Mon père m'offrit un sourire dont il avait le secret. Celui qu'il m'offrait quand il se sentait d'humeur de s'occuper de sa fille.
« Tu verras bien. Reste dans ta chambre cette semaine, par sécurité. Je devrais avoir trouvé ce qu'il faut d'ici là.
- Et si ça ne marche pas, dis-je d'une voix sanglotante.
- Ça a marché pour moi et tu es ma fille. Il n'y a pas de raison que ça se passe mal. »
La semaine qui suivit fut la plus longue de ma vie. Je mangeais des plats qu'on me passait par la fente sous la porte, comme si j'étais pestiférée ou prisonnière. Je regardais avec envie par les fenêtres, incapable de penser à autre chose qu'à sortir. Incapable de faire correctement le deuil de ma mère. Finalement, comme il l'avais promis, mon père m'amena une « solution ».
Quand je le vis pour la première fois, j'eus un mouvement de recul. La « solution » était un petit garçon à moitié nu et aux cheveux rose vif. Il avait des chaînes aux poignets. Mon père le tenait fièrement par une laisse. Horrifiée, je n'arrivais pas à prononcer le moindre mot.
« Je t'ai trouvé un démon magenta, s'exclama mon père comme s'il c'était agi de quelque chose de merveilleux. »
J'esquissai une moue de désapprobation. Démon ou pas, ce n'était pas des manières de traiter un être qui avait l'apparence d'un enfant de mon âge. Mon père, ne quittant pas son état extatique, m'expliqua qu'il me suffisait de passer un contrat avec lui pour avoir une magie de la « bonne » couleur. Je détournai la tête, n'aimant pas les mots qui sortaient de sa bouche.
« C'est important que tu passes du temps avec lui tant qu'il est jeune et fragile. Quand il grandira, il sera capable de se libérer par lui-même.
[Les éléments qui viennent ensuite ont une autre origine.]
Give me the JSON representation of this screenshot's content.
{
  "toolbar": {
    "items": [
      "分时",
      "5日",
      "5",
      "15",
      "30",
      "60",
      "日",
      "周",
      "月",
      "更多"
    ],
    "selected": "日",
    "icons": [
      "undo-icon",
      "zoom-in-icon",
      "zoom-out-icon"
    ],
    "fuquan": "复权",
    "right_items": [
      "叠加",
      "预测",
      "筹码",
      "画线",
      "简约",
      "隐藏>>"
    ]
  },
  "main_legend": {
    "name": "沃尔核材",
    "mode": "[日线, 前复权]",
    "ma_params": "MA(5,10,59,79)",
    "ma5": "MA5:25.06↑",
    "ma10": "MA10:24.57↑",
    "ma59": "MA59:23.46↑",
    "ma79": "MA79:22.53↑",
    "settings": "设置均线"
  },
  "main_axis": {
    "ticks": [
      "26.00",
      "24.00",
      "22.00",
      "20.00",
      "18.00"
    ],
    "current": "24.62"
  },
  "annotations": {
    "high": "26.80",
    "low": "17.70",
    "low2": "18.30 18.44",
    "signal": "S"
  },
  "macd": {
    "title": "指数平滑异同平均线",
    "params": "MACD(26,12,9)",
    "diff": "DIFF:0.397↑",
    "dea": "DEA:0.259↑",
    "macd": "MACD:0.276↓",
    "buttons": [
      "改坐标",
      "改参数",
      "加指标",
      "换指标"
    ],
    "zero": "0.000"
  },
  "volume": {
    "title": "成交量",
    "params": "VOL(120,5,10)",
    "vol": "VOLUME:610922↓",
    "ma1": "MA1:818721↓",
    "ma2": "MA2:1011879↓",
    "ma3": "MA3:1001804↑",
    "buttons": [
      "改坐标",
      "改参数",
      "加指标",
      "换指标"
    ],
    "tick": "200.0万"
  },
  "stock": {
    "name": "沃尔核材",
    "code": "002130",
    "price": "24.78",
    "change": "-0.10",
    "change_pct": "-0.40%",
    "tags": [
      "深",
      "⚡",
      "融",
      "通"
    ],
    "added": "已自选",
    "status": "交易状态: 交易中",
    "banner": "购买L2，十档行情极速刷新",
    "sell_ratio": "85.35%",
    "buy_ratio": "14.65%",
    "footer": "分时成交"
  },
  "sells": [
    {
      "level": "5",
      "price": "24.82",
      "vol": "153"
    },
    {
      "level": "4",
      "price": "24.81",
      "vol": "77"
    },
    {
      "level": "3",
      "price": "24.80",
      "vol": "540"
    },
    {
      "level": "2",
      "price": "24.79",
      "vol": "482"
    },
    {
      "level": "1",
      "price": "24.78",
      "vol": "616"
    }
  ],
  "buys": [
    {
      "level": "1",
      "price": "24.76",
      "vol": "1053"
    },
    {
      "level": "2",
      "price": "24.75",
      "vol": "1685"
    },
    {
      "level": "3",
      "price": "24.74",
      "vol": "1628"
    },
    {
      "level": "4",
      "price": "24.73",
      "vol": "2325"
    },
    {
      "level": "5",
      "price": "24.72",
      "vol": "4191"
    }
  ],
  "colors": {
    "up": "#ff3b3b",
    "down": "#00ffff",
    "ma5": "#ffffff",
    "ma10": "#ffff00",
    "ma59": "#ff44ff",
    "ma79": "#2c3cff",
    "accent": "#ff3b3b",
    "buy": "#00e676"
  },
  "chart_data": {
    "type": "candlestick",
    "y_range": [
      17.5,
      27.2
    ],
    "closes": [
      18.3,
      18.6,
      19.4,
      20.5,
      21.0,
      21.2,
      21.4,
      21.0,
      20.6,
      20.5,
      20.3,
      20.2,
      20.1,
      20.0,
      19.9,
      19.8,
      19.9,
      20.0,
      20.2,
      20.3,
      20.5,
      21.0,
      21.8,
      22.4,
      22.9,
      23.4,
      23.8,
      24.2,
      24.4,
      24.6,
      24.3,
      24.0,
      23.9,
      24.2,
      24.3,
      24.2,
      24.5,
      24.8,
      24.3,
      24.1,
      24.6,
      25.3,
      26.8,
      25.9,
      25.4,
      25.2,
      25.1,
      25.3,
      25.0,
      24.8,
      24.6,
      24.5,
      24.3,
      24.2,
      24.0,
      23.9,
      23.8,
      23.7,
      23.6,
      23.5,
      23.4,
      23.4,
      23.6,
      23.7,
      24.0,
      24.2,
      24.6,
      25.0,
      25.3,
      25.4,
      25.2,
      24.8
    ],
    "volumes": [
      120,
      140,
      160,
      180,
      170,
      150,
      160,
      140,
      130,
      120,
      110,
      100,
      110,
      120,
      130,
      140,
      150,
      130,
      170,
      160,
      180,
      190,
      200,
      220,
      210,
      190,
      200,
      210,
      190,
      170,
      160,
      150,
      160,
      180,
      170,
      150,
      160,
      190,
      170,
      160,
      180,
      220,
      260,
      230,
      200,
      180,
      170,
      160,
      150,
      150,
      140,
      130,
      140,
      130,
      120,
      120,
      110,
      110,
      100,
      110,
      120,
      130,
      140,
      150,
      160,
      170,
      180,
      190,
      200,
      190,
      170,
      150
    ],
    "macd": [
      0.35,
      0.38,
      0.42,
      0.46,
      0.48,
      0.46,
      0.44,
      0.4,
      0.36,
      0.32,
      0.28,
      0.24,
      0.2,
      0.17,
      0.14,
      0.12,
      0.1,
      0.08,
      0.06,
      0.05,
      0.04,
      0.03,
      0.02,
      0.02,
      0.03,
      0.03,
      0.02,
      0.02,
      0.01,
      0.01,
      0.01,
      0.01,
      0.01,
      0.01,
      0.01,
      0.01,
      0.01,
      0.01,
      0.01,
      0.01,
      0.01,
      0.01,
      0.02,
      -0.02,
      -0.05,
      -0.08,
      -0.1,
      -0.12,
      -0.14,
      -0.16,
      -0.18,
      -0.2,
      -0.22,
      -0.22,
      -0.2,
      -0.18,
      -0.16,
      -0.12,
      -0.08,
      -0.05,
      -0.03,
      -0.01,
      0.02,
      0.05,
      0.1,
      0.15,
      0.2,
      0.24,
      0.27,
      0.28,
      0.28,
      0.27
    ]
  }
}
Il en voudra probablement à celui qui l'a capturé, mais si tu deviens la main qui le nourrit, il te donnera peut être un contrat plus facile à honorer. »
Désirant changer de sujet, je demandais :
« Toi, ton démon t'avais demandé quoi ? »
Mon père hésita un instant avant de dire :
« Mon démon était un peu excentrique. Je ne pense pas que... mon expérience puisse servir d'exemple. »
Sa réponse me laissa troublée. Une fois mon père parti, le démon me dit d'une voix tremblante :
« Je suis à votre service, Mademoiselle.
- Tu t'appelles comment ?
- Pardon ?
- Et tutoie-moi, ce sera plus simple. D'ailleurs, tant qu'on y est... »
Je me concentrai sur ses menottes. Mes yeux tournèrent au jaune alors qu'elle se brisaient. Le démon me gratifia d'une expression de confusion intense.
« Je ne pense pas que tu mérite d'être attaché. Sans vouloir te vexer, tu m'as l'air plutôt faible. Et presque de mon âge ? Je préfèrerais qu'on soit amis. »
Il parut considérer plusieurs options, dont la fuite au vu des regards insistants qu'il lança à la porte de la chambre. Puis, piteux, il murmura :
« Je m'appelle Hélios. Si vous le désirez, je peux devenir votre ami. »
Si le démon de mon père était excentrique, Hélios l'était encore plus.